Abstract

Despite the increasing options for pharmacologic management of epilepsy, epilepsy surgery remains the best option for many patients with treatment resistant focal epilepsy. Anterior temporal lobectomy (ATL) has been demonstrated to be an effective treatment (1) and is the recommended treatment approach in patients with temporal lobe epilepsy (2). There has been an increasing perception, at least among some epileptologists, that there has been a decline in ATLs for patients with medial temporal lobe epilepsy (MTLE) over the past two decades. A recent study of the use of ATL in a community-based population (3) and a retrospective review of epilepsy surgery cases from nine centers on three continents (4) have demonstrated declines in the use of ATL. For the first question addressed by the Quantitative Practical Use-Driven Learning Survey in Epilepsy (Q-PULSE), panel members were surveyed on their perception of the case types and complexity through a series of six questions.
A total of 97 responses were received from the 143 members of the Q-PULSE panel who responded to the initial request to join. Many respondents (40%) have been practicing within their current metropolitan area for more than 15 years (Figure 1). The majority of respondents felt that only 10 to 50 percent of the treatment resistant patients seen in their clinic fit a classic definition of mesial temporal lobe epilepsy (5) (Table 1). The majority of respondents (64%) reported seeing fewer patients with MTLE now than 10 years ago (Figure 2). A majority of respondents (67%) felt that the overall complexity of cases was greater now than 10 years ago (Table 2).

Approximately how long have you been practicing in your current metro area (not necessarily in the same facility)? Total respondents: 97.

Compared with 10 years ago, my epilepsy center ______. Respondents were asked to choose one of the responses to fill in the blank. Total respondents: 94.
Medial Temporal Lobe Epilepsy (MTLE) Has Classically Been Associated With the Following Clinical Characteristics: 1) a History of Complicated Febrile Seizures, 2) Predominantly Complex Partial Seizures (Focal Seizures With Dyscognitive Features), 3) an Aura at Onset of Either a Rising Epigastric Sensation or Indescribable Feeling, 4) Rare or No Generalized Tonic–Clonic Convulsions. At Your Epilepsy Center, ________. Respondents were asked to choose one of the responses to fill in the blank. Total Respondents: 97
Overall, I Feel the Epilepsy Case Mix Over the Past 10 Years _____. Respondents were asked to choose one of the responses to fill in the blank. Total Respondents: 97
Five potential factors were identified—along with the option of writing in other factors—to explain the observed change, and the panel was asked to rank the factors from 1 to 6 in order of importance (Figure 3). Forty-one percent of respondents identified more patients being managed outside major epilepsy centers as the number one reason for the perceived change, and 24% reported that the primary factor was that the majority of potential “good” surgical candidates have already been offered surgery.
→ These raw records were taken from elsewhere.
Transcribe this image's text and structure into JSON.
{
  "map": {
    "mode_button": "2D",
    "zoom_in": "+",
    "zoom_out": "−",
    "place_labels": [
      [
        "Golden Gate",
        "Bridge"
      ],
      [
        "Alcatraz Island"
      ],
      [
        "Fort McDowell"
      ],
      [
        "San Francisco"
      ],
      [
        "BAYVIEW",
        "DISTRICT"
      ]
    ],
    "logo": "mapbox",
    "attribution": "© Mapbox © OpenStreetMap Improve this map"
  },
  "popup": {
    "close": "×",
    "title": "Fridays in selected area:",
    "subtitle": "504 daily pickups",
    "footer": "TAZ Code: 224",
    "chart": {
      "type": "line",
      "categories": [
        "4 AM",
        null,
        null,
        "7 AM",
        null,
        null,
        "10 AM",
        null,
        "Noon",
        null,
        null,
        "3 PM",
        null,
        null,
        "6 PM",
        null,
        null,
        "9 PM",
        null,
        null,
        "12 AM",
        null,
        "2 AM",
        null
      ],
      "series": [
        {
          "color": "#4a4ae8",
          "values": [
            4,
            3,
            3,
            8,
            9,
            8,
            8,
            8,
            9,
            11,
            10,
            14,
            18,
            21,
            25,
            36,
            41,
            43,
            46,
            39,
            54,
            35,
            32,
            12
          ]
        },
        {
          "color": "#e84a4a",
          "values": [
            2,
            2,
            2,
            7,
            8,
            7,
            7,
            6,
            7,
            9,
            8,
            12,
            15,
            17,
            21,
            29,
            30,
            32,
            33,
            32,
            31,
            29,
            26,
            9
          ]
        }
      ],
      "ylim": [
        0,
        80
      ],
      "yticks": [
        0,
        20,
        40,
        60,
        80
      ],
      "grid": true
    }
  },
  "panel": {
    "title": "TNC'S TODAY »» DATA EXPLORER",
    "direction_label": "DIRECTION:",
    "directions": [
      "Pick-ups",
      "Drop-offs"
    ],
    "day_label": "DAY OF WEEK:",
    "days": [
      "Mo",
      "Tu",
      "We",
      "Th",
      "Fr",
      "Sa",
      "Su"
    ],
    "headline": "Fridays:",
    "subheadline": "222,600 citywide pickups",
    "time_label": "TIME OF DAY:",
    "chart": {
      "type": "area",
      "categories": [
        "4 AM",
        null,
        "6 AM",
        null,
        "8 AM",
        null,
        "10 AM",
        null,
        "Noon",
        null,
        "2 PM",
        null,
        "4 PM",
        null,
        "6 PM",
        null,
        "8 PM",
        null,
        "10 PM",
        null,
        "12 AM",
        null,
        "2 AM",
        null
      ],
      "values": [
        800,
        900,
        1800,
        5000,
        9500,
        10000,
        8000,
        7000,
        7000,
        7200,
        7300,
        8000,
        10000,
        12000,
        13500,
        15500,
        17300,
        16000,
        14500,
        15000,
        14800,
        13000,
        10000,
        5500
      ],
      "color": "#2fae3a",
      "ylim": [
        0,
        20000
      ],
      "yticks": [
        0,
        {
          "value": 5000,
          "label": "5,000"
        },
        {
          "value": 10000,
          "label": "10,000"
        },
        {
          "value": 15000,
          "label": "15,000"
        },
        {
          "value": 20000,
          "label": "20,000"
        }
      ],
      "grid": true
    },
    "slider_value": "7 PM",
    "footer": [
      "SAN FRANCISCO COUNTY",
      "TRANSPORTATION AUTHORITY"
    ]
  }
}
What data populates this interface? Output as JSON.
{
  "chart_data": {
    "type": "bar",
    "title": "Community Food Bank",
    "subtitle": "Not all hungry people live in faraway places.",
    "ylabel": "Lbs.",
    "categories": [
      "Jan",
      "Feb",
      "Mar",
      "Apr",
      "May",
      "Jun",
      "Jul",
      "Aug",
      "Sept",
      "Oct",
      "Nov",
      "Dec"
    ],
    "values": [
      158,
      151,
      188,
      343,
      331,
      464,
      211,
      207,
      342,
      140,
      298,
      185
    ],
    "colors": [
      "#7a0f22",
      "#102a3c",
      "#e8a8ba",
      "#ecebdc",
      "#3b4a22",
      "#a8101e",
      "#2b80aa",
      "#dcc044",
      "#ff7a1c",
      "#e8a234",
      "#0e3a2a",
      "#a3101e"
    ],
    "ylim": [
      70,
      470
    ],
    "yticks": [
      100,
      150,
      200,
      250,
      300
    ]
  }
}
The factors listed above may or may not be contributing to changes in the epilepsy case mix. Please rank them in order (“1” being the most important factor). Total respondents: 96.
Of the 97 respondents, 88 also responded to the demographic survey to allow a more detailed analysis to be undertaken. Of these, 75 characterized themselves as in an academic center versus 13 in private practice, and 64 characterized themselves as practicing in a major metropolitan area (population >1 million) versus a smaller city. There was no difference between either practice area or practice type and whether they reported seeing fewer or more patients with MTLE (Fisher exact for practice type p = 0.6; for practice area p = 0.16).
These survey results demonstrate that there is a broad, but not universal, impression that there are fewer MTLE cases and an overall increase in case complexity seen in epilepsy centers. The data that have been reviewed and presented recently (3, 4) support this opinion. Equally importantly, this was attributed primarily to management outside of the larger epilepsy centers, and only a small number (13.5%) of respondents identified the reason for this perceived change as being fewer cases of MTLE. A shift in where patients are treated, as long as those treatments are leading to seizure control, has very different implications for future diagnostic and therapeutic research compared to a shift in the primary form of treatment resistant epilepsy seen (e.g., from MTLE to neocortical epilepsy). Clearly, additional epidemiologic studies are needed to clarify: 1) whether there are more MTLE cases being treated and managed outside of larger epilepsy centers, 2) whether there are fewer overall cases of MTLE compared to several decades ago, and 3) what clinical features or findings led to the perception of increased case complexity within epilepsy centers.
Disclaimer: The results of the Q-PULSE survey presented here represent the aggregate survey responses of epileptologists. The data assess the opinions and/or approaches to clinical issues in epilepsy care. These data are not derived from a formal clinical or scientific trial. Q-PULSE survey results should not substitute for existing clinical evidence and clinical judgment in patient care and do not represent a practice parameter or practice recommendation.